Metope on the south side of the Parthenon which depicts a scene of the Centaur War. Emanuel Macron had accepted Mitsotakis's proposal for the metope to come as a loan from Paris to Athens for the 1821 anniversary. The pandemic, however, postponed the return.
Another impressive sculpture, a large plate 2 meters from the eastern frieze of the Parthenon, known as the "Plaque of the Workers", is also located in the Louvre and depicts the young virgins who were commissioned by the city of Athens to weave and transport of the sacred veil on the Acropolis during the Panathenaic procession that started at Kerameikos.

The veil covered the stele of Athena that was kept inside the Erechtheion, the worship temple of the Holy Rock. In this plaque there are eight figures, two male and six female.

In the Louvre room with Greek antiquities we also find the Rampin Head, which belongs to the statue of Horseman Rampin, a skillfully sculpted archaic statue from the Acropolis of Athens, with a surviving height of 83 cm, which is attributed to the great glip. It was given this name by the French collector Pierre Raben, who had bought it in the 19th century. The rest of the statue is in the Acropolis Museum.

It is worth noting that the horseman's head was found in 1877 on the Acropolis and donated to the Louvre Museum, while the rest of the sculpture was discovered about a decade later in the Persian moat and was not associated with the head until 1936.

Carved in Pentelic marble by Pheidias is the 40 cm high Iris Head, also known as the Laborde Head, which is also in the French museum.

FRANCE PARTHENON SCULPTURES sculptures, Parthenon

The Rampin Head, housed in the Louvre Museum, belongs to the statue of Horseman Rampin, which is attributed to the great sculptor Phaedimus
It belongs to the statue of the messenger of the gods Iris, which was detached from its trunk during the Venetian bombing of 1687 and the occupation of Athens and was transported by order of Doge Francesco Morosini from its secretary Sandro Gallo to Venice.

It was bought there by the German collector David Weber in 1824 and twenty years after the Marquis Leon de Lambord, only to be sold in 1928 to the Louvre.
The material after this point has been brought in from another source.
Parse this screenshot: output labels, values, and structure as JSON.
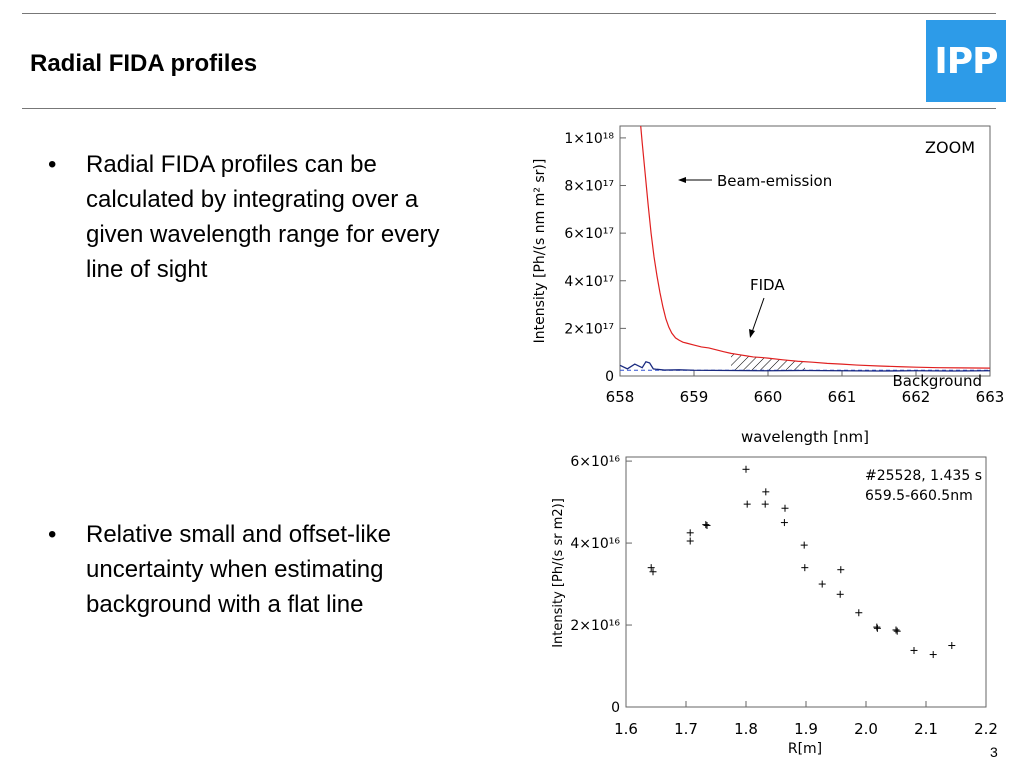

The mutilated trunk of the statue is in the British Museum.

In Central Europe

After the bombing of the Acropolis by Morosini in 1687, the great looting and criminal looting of the Parthenon Sculptures began. Among those looting the wreckage were some Danish officers who carried home two small heads of Centaurs and Lapiths along with parts from the back legs of the latter from the fourth southern metope of the frieze, depicting the battle of Cain with a Centaur, now housed in the National Museum of Denmark.

Fragments of the Parthenon frieze were also transferred to the Kunsthistorisches Museum in Vienna - including the heads of two figures on the north side of the frieze and the upper part of the sculptural trunk on the north side - to the Vatican - with one beheading a bearded man from another metope-, in Heidelberg, Munich and Berlin.

In Germany, meanwhile, there is a fairly large volume of Greek antiquities from the collection of German archaeologist Friedrich Thiers and shared between Heidelberg and Karlsruhe. It is estimated that more than ten fragments come from the Parthenon.

GERMANY PARTHENON SCULPTURES sculptures, ParthenonS

Since 2018, Greece has requested the return of a Centaur head from the Parthenon metope, which has been on display for 160 years at the Martin von Wagner Museum at the University of Würzburg.
In addition, since 2018, the Greek government has requested the return to our country of a Centaur head from the Parthenon metope, older than 2.400 years, which has been exhibited for 160 years at the Martin von Wagner Museum of the University of Würzburg, but without receiving a positive answer.